Amerikaaustausch Ostern 2009
Dieses Jahr hat erneut eine handverlesene Auswahl Unter-18-Jähriger unserer Schule unter der Schirmherrschaft der „Friendship Connection“ die Möglichkeit, für vier Wochen über den „großen Teich“ zu fliegen und einmal die unendlichen Weiten Amerikas kennen zu lernen. Die Schülerinnen und Schüler werden in Sacramento, Cleveland, Pittsburgh, Charleston und Las Vegas ihre Zelte in Gastfamilien aufschlagen und die ortsansässige High School besuchen. Der pädagogische Vorteil der Friendship Connection-Idee besteht für die Jugendlichen darin, dass die Partner beispielsweise nach gemeinsamen Interessen ausgesucht und sie nicht etwa zusammen mit Freunden oder ganzen Schulgruppen in die USA vermittelt werden. Dadurch haben unsere sechs Schülerinnen und Schüler nicht nur die Möglichkeit, den größtmöglichen Input der Fremdsprache zu erhalten, sondern zusammen mit dem Austauschpartner das Schulsystem unter die Lupe zu nehmen sowie den „American way of life“ ohne störenden Einfluss hautnah erfahren zu können.

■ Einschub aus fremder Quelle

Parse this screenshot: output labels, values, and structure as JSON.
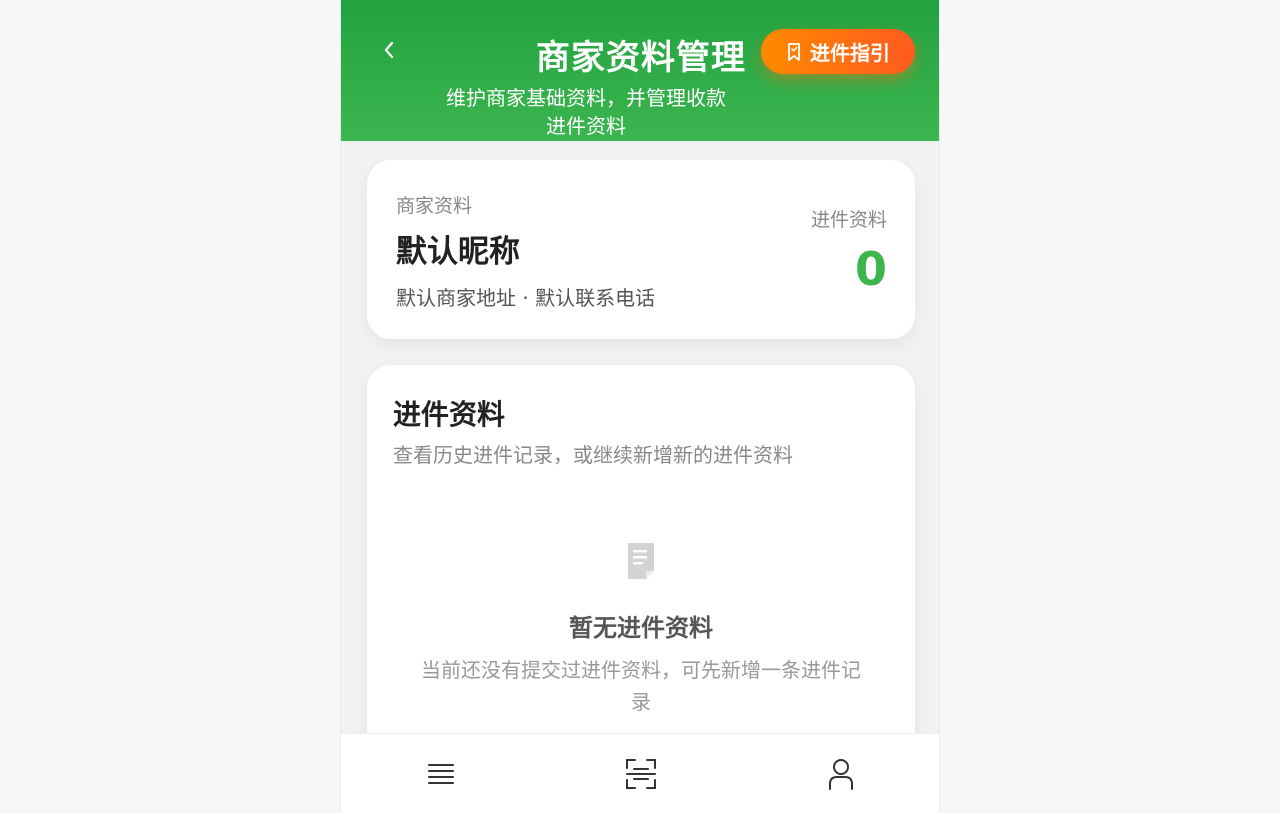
{
  "header": {
    "title": "商家资料管理",
    "subtitle": "维护商家基础资料，并管理收款进件资料",
    "guide_label": "进件指引",
    "back_icon": "chevron-left-icon",
    "guide_icon": "bookmark-icon"
  },
  "merchant": {
    "section_label": "商家资料",
    "name": "默认昵称",
    "address_line": "默认商家地址 · 默认联系电话",
    "count_label": "进件资料",
    "count": "0"
  },
  "records": {
    "title": "进件资料",
    "description": "查看历史进件记录，或继续新增新的进件资料",
    "empty_title": "暂无进件资料",
    "empty_desc": "当前还没有提交过进件资料，可先新增一条进件记录",
    "empty_icon": "document-icon"
  },
  "tabbar": {
    "items": [
      {
        "icon": "menu-list-icon"
      },
      {
        "icon": "scan-icon"
      },
      {
        "icon": "user-icon"
      }
    ]
  },
  "colors": {
    "header_green": "#22a23f",
    "accent_green": "#3cb54a",
    "guide_orange": "#ff7a10"
  }
}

Da ich zwar als Begleitperson unsere Schule repräsentiere, nicht aber unsere Lernenden an ihre Zielorte begleiten werde, sehe ich mich ähnlich wie die Sechs ungeahnten Herausforderungen ausgesetzt. Ich werde zwar mit der selben Maschine wie sie nach Chicago fliegen, betreue aber bereits ab Frankfurt sowie auf dem gesamten Hinflug eine mir völlig fremde Gruppe von 30 Teilnehmern aus unterschiedlichen Schulen Hessens und Baden-Württembergs. Unsere Schülerinnen und Schüler unterstehen dann ebenfalls der Verantwortung ihrer jeweiligen Begleitperson. Sicher stellt die Phase am Flughafen –gewissermaßen der erste Kontakt- die größte Herausforderung dar. Sind alle aus der Gruppe am Flughafen? Kommen alle ohne Probleme durch die Flughafenkontrollen bei der Einreise in die USA? Sind noch alle Schüler da, wenn es in Chicago darum geht, für den "connecting flight" rechtzeitig einzuchecken? Mit Spannung, aber jeder Menge Zuversicht und enorm viel Vorfreude blicken alle nach vorn und können es kaum erwarten, ihre Partner am Zielflughafen zu treffen.

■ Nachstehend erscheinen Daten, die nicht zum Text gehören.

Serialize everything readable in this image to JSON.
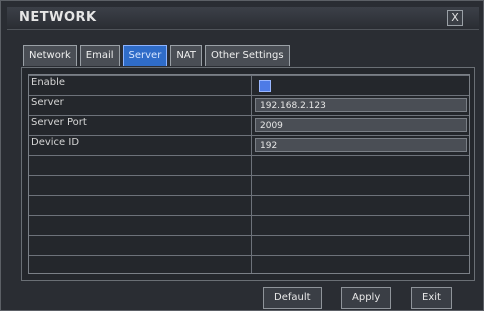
{
  "window": {
    "title": "NETWORK",
    "close_glyph": "X"
  },
  "tabs": [
    {
      "label": "Network",
      "active": false
    },
    {
      "label": "Email",
      "active": false
    },
    {
      "label": "Server",
      "active": true
    },
    {
      "label": "NAT",
      "active": false
    },
    {
      "label": "Other Settings",
      "active": false
    }
  ],
  "form": {
    "rows": [
      {
        "label": "Enable",
        "type": "checkbox",
        "checked": true
      },
      {
        "label": "Server",
        "type": "text",
        "value": "192.168.2.123"
      },
      {
        "label": "Server Port",
        "type": "text",
        "value": "2009"
      },
      {
        "label": "Device ID",
        "type": "text",
        "value": "192"
      }
    ],
    "total_rows": 10
  },
  "buttons": {
    "default": "Default",
    "apply": "Apply",
    "exit": "Exit"
  },
  "icons": {
    "close": "close-icon",
    "checkbox": "checkbox-checked-icon"
  },
  "colors": {
    "accent": "#2f6cc8",
    "checkbox": "#4e7be6"
  }
}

Sicher wird es eine interessante Reise und eine wichtige Erfahrung, denn schließlich müssen alle Teilnehmer von Anfang an ein hohes Maß an Eigenständigkeit und Eigenverantwortung unter Beweis stellen.
Ob oder welche Probleme sich tatsächlich ergeben haben, wie unterschiedlich die Lebensweisen sind oder ob es doch mehr Gemeinsamkeiten gibt, als erwartet, werden die Reisenden dann nach ihrer Rückkehr genauer berichten.
Wir freuen uns bereits jetzt schon auf diese vier aufregenden Wochen im Land der unbegrenzten Möglichkeiten. Wir werden sie nutzen!